One of the key members of the FEC, the Federal Minister for Petroleum Resources Emmanuel Kachikwu said earlier this month that “We’re looking at this very feverishly because the other alternative is to go mass borrowing. But there’s a limit to your borrowing cap and we’re fairly close to that tipping point where you really can’t borrow anymore otherwise you can’t sustain the borrowing. The other thing to look at is your assets and rights that can be turned into cash.”
The denial of the federal government to sell any national asset shows that the government must have weighed the challenges involved in the sale of assets.
This might further calm tensions as the generality of Nigerian public opinion has voiced opposition to the asset sale.
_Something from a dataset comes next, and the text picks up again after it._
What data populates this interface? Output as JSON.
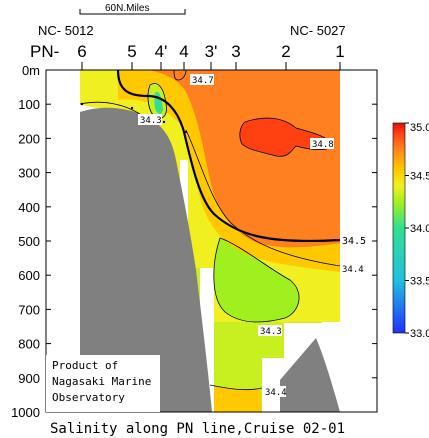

THe Nigerian Senate has also voted against asset sale owing to the fact that Bukola Saraki, the Senate President supported the move by raising it in the house.
Last week Nigeria and Africa’s richest man, Aliko Dangote had suggested in New York at his speech at the U.S-Africa Business Forum that Nigerian might need to sell some national assets and as well borrow to raise about USD15 billion to bring the country out of recession.
Dangote’s suggestions was also greeted with opposition from a major section of Nigeria’s business community who argued that previous sales have not yielded any major result.
With the apparent shelving of national asset sale, Nigerian might be going ahead with its plan to sell Eurobonds, access USD1 billion loan from the African Development Bank, AfDB and perhaps go ahead to concession some assets that might bring in the needed Forex to defend the Naira (NGN) and inflation the economy.